This year we were commissioned by The Architect's Journal to document each of the 6 nominees for 2015's Stirling Prize. We visited Lanarkshire to see the new Maggie's Centre by Reiach and Hall Architects.
From the RIBA...
This new Maggie’s Centre is on the old Airdrie House estate, which was enclosed by a belt of lime trees, some of which still survive. So far so good. The old house was demolished in the ‘60s to be replaced by Monklands District Hospital in the ‘70s. It’s not a looker. Nor, it be honest, is the housing that abuts it. Airdie cannot afford architectural refinement, or so the thinking went until Reiach and Hall came along.
Children of the ‘60s themselves, these are architects who know whereof they speak. They have designed hospitals aplenty and won awards for them, in particular New Stobhill in Glasgow (mid-listed for the RIBA Stirling Prize in 2010) and even more relevantly the Beatson Institute for Cancer Research, also in Glasgow, in 2009. If anyone can, they can begin to build the bridge between the impersonality of cancer-care in big hospitals and the niche architecture, the womb-like approach of most Maggie’s Centres that coddle the cancer-sufferer without maybe giving them the tools to go back into the world and carry on fighting. This open and uplifting place does that, because it is more like a house we might aspire to own.
So the architects were ideal candidates to solve the problem: how to make something that is of the world and yet gives shelter from it, that turns its back but does not close its eyes. The answer is in a new surrounding perforate wall of hand-made Danish brick that recaptures some sense of paradise – which means literally walled enclosure – offering a degree of separation from the nearby hospital grounds. Stand on the rear terrace and you can see the houses opposite, walk down the steps into the courtyard and they and the rest of the worlds are hidden.

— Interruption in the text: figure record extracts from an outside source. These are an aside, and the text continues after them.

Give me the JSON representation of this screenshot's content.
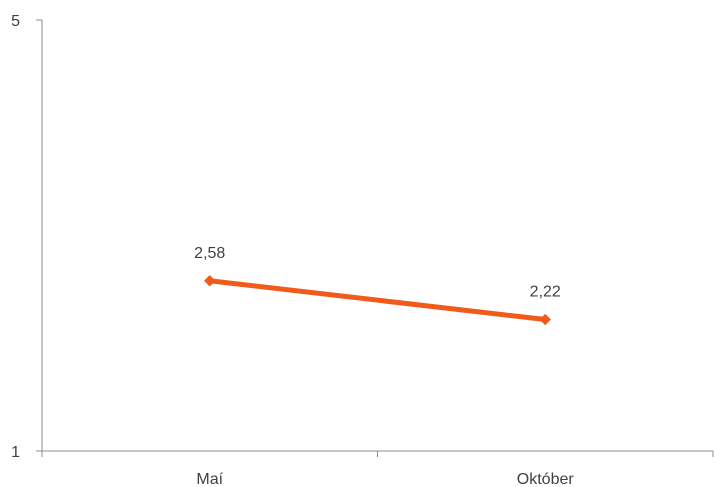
{
  "chart_data": {
    "type": "line",
    "title": "",
    "xlabel": "",
    "ylabel": "",
    "categories": [
      "Maí",
      "Október"
    ],
    "series": [
      {
        "values": [
          2.58,
          2.22
        ],
        "data_labels": [
          "2,58",
          "2,22"
        ],
        "color": "#f05a1a"
      }
    ],
    "ylim": [
      1,
      5
    ],
    "y_ticks": [
      1,
      5
    ],
    "y_tick_labels": [
      "1",
      "5"
    ],
    "grid": false,
    "legend": "none",
    "axis_color": "#8c8c8c"
  }
}
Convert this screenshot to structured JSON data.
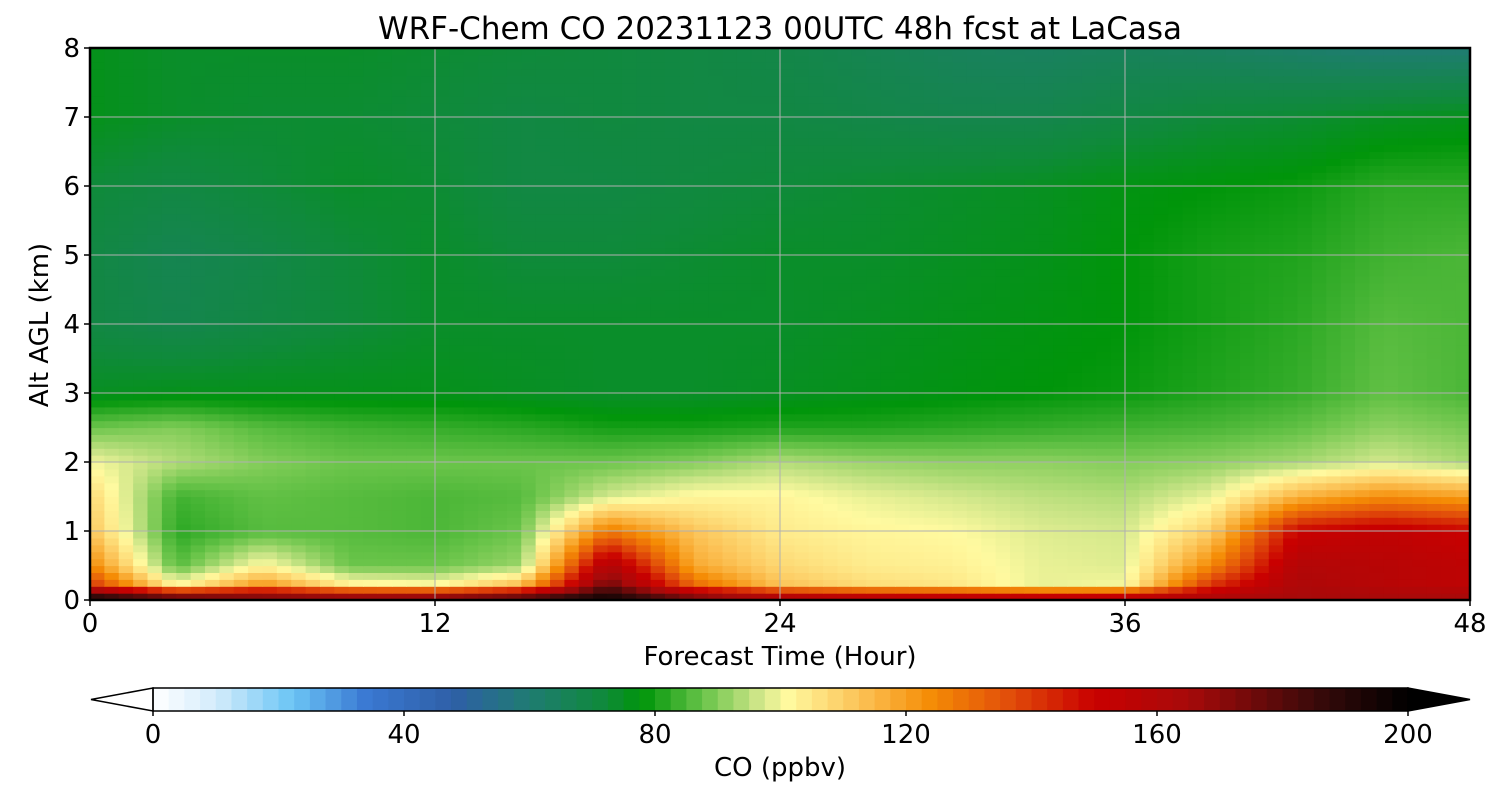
{
  "chart_data": {
    "type": "heatmap",
    "title": "WRF-Chem CO  20231123 00UTC 48h fcst at LaCasa",
    "xlabel": "Forecast Time (Hour)",
    "ylabel": "Alt AGL (km)",
    "xlim": [
      0,
      48
    ],
    "ylim": [
      0,
      8
    ],
    "x_ticks": [
      0,
      12,
      24,
      36,
      48
    ],
    "y_ticks": [
      0,
      1,
      2,
      3,
      4,
      5,
      6,
      7,
      8
    ],
    "grid": true,
    "x": [
      0,
      3,
      6,
      9,
      12,
      15,
      18,
      21,
      24,
      27,
      30,
      33,
      36,
      39,
      42,
      45,
      48
    ],
    "y": [
      0,
      0.25,
      0.5,
      1,
      1.5,
      2,
      2.5,
      3,
      4,
      5,
      6,
      7,
      8
    ],
    "values": [
      [
        200,
        190,
        182,
        182,
        183,
        190,
        198,
        180,
        170,
        166,
        165,
        165,
        165,
        165,
        165,
        165,
        165
      ],
      [
        140,
        100,
        120,
        102,
        100,
        112,
        175,
        130,
        112,
        107,
        105,
        99,
        100,
        140,
        162,
        158,
        155
      ],
      [
        125,
        86,
        102,
        88,
        88,
        92,
        162,
        118,
        108,
        104,
        103,
        99,
        98,
        125,
        160,
        158,
        155
      ],
      [
        112,
        82,
        86,
        86,
        85,
        88,
        128,
        112,
        104,
        102,
        101,
        98,
        97,
        110,
        150,
        154,
        150
      ],
      [
        108,
        84,
        87,
        86,
        85,
        86,
        97,
        102,
        102,
        99,
        97,
        95,
        94,
        99,
        116,
        124,
        120
      ],
      [
        100,
        94,
        90,
        88,
        88,
        88,
        88,
        90,
        94,
        92,
        91,
        91,
        90,
        91,
        93,
        97,
        93
      ],
      [
        88,
        90,
        86,
        84,
        83,
        82,
        80,
        80,
        81,
        81,
        82,
        83,
        84,
        85,
        87,
        91,
        89
      ],
      [
        75,
        76,
        76,
        76,
        76,
        75,
        74,
        74,
        75,
        76,
        77,
        78,
        79,
        81,
        83,
        87,
        85
      ],
      [
        70,
        68,
        70,
        72,
        74,
        74,
        74,
        74,
        74,
        75,
        76,
        77,
        78,
        80,
        82,
        86,
        85
      ],
      [
        70,
        67,
        69,
        72,
        74,
        72,
        72,
        73,
        74,
        74,
        75,
        76,
        78,
        80,
        81,
        84,
        85
      ],
      [
        72,
        70,
        72,
        74,
        73,
        70,
        70,
        71,
        72,
        73,
        74,
        75,
        77,
        78,
        79,
        82,
        82
      ],
      [
        76,
        74,
        73,
        73,
        72,
        70,
        71,
        70,
        70,
        69,
        68,
        68,
        70,
        72,
        73,
        75,
        76
      ],
      [
        76,
        74,
        74,
        74,
        73,
        72,
        71,
        70,
        69,
        67,
        65,
        64,
        65,
        64,
        62,
        60,
        60
      ]
    ],
    "colorbar": {
      "label": "CO  (ppbv)",
      "range": [
        0,
        200
      ],
      "ticks": [
        0,
        40,
        80,
        120,
        160,
        200
      ],
      "extend": "both",
      "colors": [
        {
          "v": 0,
          "c": "#ffffff"
        },
        {
          "v": 10,
          "c": "#d4ecfb"
        },
        {
          "v": 22,
          "c": "#6cc6f5"
        },
        {
          "v": 34,
          "c": "#3a78d2"
        },
        {
          "v": 48,
          "c": "#2e5fa6"
        },
        {
          "v": 60,
          "c": "#1f7c72"
        },
        {
          "v": 72,
          "c": "#0f8a3a"
        },
        {
          "v": 78,
          "c": "#00950a"
        },
        {
          "v": 88,
          "c": "#6cc54b"
        },
        {
          "v": 96,
          "c": "#c9e486"
        },
        {
          "v": 101,
          "c": "#fffaa0"
        },
        {
          "v": 112,
          "c": "#fcc55a"
        },
        {
          "v": 124,
          "c": "#f58c05"
        },
        {
          "v": 136,
          "c": "#e2500a"
        },
        {
          "v": 150,
          "c": "#c90000"
        },
        {
          "v": 165,
          "c": "#a70a0a"
        },
        {
          "v": 185,
          "c": "#3b0a0a"
        },
        {
          "v": 200,
          "c": "#000000"
        }
      ]
    }
  }
}
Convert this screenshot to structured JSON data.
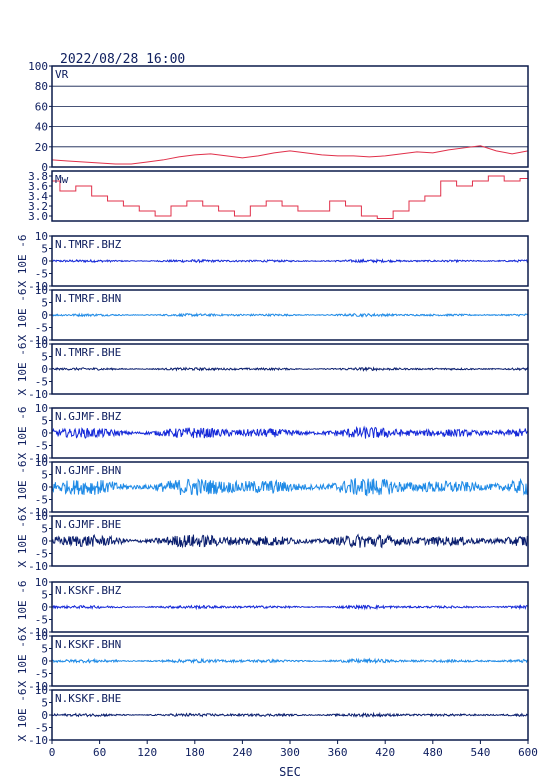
{
  "header": {
    "datetime": "2022/08/28 16:00"
  },
  "chart_data": [
    {
      "type": "line",
      "label": "VR",
      "ylim": [
        0,
        100
      ],
      "yticks": [
        "0",
        "20",
        "40",
        "60",
        "80",
        "100"
      ],
      "grid": true,
      "color": "#e0304a",
      "series": [
        {
          "x": [
            0,
            20,
            40,
            60,
            80,
            100,
            120,
            140,
            160,
            180,
            200,
            220,
            240,
            260,
            280,
            300,
            320,
            340,
            360,
            380,
            400,
            420,
            440,
            460,
            480,
            500,
            520,
            540,
            560,
            580,
            600
          ],
          "values": [
            7,
            6,
            5,
            4,
            3,
            3,
            5,
            7,
            10,
            12,
            13,
            11,
            9,
            11,
            14,
            16,
            14,
            12,
            11,
            11,
            10,
            11,
            13,
            15,
            14,
            17,
            19,
            21,
            16,
            13,
            16
          ]
        }
      ]
    },
    {
      "type": "line",
      "label": "Mw",
      "ylim": [
        2.9,
        3.9
      ],
      "yticks": [
        "3.0",
        "3.2",
        "3.4",
        "3.6",
        "3.8"
      ],
      "grid": false,
      "color": "#e0304a",
      "series": [
        {
          "x": [
            0,
            20,
            40,
            60,
            80,
            100,
            120,
            140,
            160,
            180,
            200,
            220,
            240,
            260,
            280,
            300,
            320,
            340,
            360,
            380,
            400,
            420,
            440,
            460,
            480,
            500,
            520,
            540,
            560,
            580,
            600
          ],
          "values": [
            3.7,
            3.5,
            3.6,
            3.4,
            3.3,
            3.2,
            3.1,
            3.0,
            3.2,
            3.3,
            3.2,
            3.1,
            3.0,
            3.2,
            3.3,
            3.2,
            3.1,
            3.1,
            3.3,
            3.2,
            3.0,
            2.95,
            3.1,
            3.3,
            3.4,
            3.7,
            3.6,
            3.7,
            3.8,
            3.7,
            3.75
          ]
        }
      ]
    },
    {
      "type": "line",
      "label": "N.TMRF.BHZ",
      "ylim": [
        -10,
        10
      ],
      "yticks": [
        "-10",
        "-5",
        "0",
        "5",
        "10"
      ],
      "amplitude": 0.6,
      "color": "#1428d8",
      "ylabel": "X 10E -6"
    },
    {
      "type": "line",
      "label": "N.TMRF.BHN",
      "ylim": [
        -10,
        10
      ],
      "yticks": [
        "-10",
        "-5",
        "0",
        "5",
        "10"
      ],
      "amplitude": 0.6,
      "color": "#1e8ae6",
      "ylabel": "X 10E -6"
    },
    {
      "type": "line",
      "label": "N.TMRF.BHE",
      "ylim": [
        -10,
        10
      ],
      "yticks": [
        "-10",
        "-5",
        "0",
        "5",
        "10"
      ],
      "amplitude": 0.6,
      "color": "#0a1e6e",
      "ylabel": "X 10E -6"
    },
    {
      "type": "line",
      "label": "N.GJMF.BHZ",
      "ylim": [
        -10,
        10
      ],
      "yticks": [
        "-10",
        "-5",
        "0",
        "5",
        "10"
      ],
      "amplitude": 2.5,
      "color": "#1428d8",
      "ylabel": "X 10E -6"
    },
    {
      "type": "line",
      "label": "N.GJMF.BHN",
      "ylim": [
        -10,
        10
      ],
      "yticks": [
        "-10",
        "-5",
        "0",
        "5",
        "10"
      ],
      "amplitude": 4.0,
      "color": "#1e8ae6",
      "ylabel": "X 10E -6"
    },
    {
      "type": "line",
      "label": "N.GJMF.BHE",
      "ylim": [
        -10,
        10
      ],
      "yticks": [
        "-10",
        "-5",
        "0",
        "5",
        "10"
      ],
      "amplitude": 3.0,
      "color": "#0a1e6e",
      "ylabel": "X 10E -6"
    },
    {
      "type": "line",
      "label": "N.KSKF.BHZ",
      "ylim": [
        -10,
        10
      ],
      "yticks": [
        "-10",
        "-5",
        "0",
        "5",
        "10"
      ],
      "amplitude": 0.7,
      "color": "#1428d8",
      "ylabel": "X 10E -6"
    },
    {
      "type": "line",
      "label": "N.KSKF.BHN",
      "ylim": [
        -10,
        10
      ],
      "yticks": [
        "-10",
        "-5",
        "0",
        "5",
        "10"
      ],
      "amplitude": 0.8,
      "color": "#1e8ae6",
      "ylabel": "X 10E -6"
    },
    {
      "type": "line",
      "label": "N.KSKF.BHE",
      "ylim": [
        -10,
        10
      ],
      "yticks": [
        "-10",
        "-5",
        "0",
        "5",
        "10"
      ],
      "amplitude": 0.7,
      "color": "#0a1e6e",
      "ylabel": "X 10E -6"
    }
  ],
  "x_axis": {
    "xlim": [
      0,
      600
    ],
    "ticks": [
      0,
      60,
      120,
      180,
      240,
      300,
      360,
      420,
      480,
      540,
      600
    ],
    "label": "SEC"
  }
}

From the outside the wall conceals a modest, low building that gathers a sequence of domestic-scaled spaces. Thus it affords a kind of passive security without blanking out the well-meaning passer-by. Visitors enter a quiet arrival court, defined by the low brick walls and two lime trees. At once, a sense of dignity and calm is encountered. A linear rill, a spring, animates the space with the sound of running water. The house is as much a modest church with a nave for the more public functions (meeting, greeting and the hearth – the Maggie’s table around which tea and mutual support are shared). Two unroofed courts catch sunlight, creating sheltered “sitooteries” (a Scots gazebo) and reflecting back the warm light via perforated copper panels. Then there are discreet ‘chapels’ off the side-aisles: four walls and a door for more private moments, differently scaled from loos where one can contemplate to a big dividable room capable of accommodating big groups – men, stubborn working-class men who find it hard to talk about or even admit to their problem are a major target here and it seems to be working.
This is a truly memorable addition to a noble tradition of specialist health buildings.